| PRIVILEGIOS.
Panamá, el país perfecto
Marie L. G. De P. de Cornejo
Panamá es un país privilegiado en muchísimos aspectos. No tenemos problemas de devaluación de moneda, de conflictos religiosos, de peleas por salidas al mar, de volcanes en erupción ni de terremotos y menos de tsunamis. No hay superpoblación. No hay terrorismo. Somos relativamente pequeños, por lo que nuestros problemas deberían ser relativamente pequeños. Entonces, ¿qué es lo que nos lleva a tantos conflictos? Nuestro real y único problema es que somos perfectos.

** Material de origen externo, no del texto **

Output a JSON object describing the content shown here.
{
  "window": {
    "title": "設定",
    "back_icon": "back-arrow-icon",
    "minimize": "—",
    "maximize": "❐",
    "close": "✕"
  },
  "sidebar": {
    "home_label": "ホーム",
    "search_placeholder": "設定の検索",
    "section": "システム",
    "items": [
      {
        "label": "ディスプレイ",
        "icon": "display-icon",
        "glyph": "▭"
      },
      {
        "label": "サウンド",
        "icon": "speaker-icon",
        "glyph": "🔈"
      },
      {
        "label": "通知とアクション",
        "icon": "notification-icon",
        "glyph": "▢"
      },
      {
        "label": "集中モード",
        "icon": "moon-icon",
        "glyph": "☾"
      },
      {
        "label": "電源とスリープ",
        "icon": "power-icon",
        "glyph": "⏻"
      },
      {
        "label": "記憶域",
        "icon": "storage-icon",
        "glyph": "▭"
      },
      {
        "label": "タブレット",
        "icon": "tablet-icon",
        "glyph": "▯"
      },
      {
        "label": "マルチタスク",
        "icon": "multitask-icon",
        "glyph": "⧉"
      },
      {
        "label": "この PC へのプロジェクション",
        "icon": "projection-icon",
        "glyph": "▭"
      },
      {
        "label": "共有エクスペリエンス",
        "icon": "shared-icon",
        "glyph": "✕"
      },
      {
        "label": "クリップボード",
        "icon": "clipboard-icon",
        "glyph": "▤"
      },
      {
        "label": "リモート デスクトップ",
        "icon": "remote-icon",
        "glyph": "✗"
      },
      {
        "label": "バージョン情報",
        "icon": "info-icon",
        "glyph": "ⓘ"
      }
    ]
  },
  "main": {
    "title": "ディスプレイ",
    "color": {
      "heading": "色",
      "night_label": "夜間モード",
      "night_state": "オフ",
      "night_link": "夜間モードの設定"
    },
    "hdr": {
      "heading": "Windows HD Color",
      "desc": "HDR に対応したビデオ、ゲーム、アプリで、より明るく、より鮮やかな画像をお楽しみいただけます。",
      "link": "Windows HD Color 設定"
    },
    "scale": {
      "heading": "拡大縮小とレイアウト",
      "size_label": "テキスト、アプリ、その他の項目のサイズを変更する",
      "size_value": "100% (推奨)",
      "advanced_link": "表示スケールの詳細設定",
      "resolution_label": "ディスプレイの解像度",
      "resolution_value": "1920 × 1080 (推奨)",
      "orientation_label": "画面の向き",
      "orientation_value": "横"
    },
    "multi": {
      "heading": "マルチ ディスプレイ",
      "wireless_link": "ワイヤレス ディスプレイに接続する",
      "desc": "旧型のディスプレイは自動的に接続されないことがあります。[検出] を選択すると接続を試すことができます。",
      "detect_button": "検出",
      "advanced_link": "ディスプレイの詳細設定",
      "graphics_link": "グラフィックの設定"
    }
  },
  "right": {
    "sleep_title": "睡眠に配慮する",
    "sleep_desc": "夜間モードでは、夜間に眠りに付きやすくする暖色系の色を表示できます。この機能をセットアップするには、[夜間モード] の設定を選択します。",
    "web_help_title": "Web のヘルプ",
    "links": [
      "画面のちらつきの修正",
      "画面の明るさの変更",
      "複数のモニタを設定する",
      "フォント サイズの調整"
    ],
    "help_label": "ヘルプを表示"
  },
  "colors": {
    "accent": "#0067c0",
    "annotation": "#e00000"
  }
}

Acabamos de pasar unos perfectos carnavales. Con un perfecto presupuesto de tres millones para derrochar y celebrar. Este fue el perfecto preámbulo para empezar un perfecto año escolar sin bancas, ni techos, ni laboratorios disponibles, ni maestros en sus puestos de trabajo. Estas son las perfectas herramientas para labrar el futuro de los jóvenes panameños.
Tenemos empresarios y constructores, indudablemente perfectos. Todo lo que hacen, dicen y proyectan es a la perfección de sus intereses personales y no de quienes consumen sus productos, laboran en sus empresas o viven en sus proyectos habitacionales.
Contamos con asociaciones de servicios públicos como el de la salud y el transporte tan perfectos que sus dirigentes no encuentran razón del porqué de las quejas de sus usuarios. Por lo tanto, amenazan con soberbia perfección a paros generales.
Y ahora con el proyecto de reforma al Código Penal, que perfecciona y favorece la reincidencia criminal, el enriquecimiento ilícito, la violencia doméstica y limita la divulgación de la información, se espera ansiosamente que los ciudadanos acatemos este perfecto atropello.
Ciertamente, Panamá, muy lejos de ser perfecta está acumulando errores que pronto afectarán nuestra estabilidad nacional. Si solamente se reemplazara la forma "perfecta" de pensar y actuar por la forma "correcta" de pensar y actuar, tendríamos muchas cosas menos porqué preocuparnos.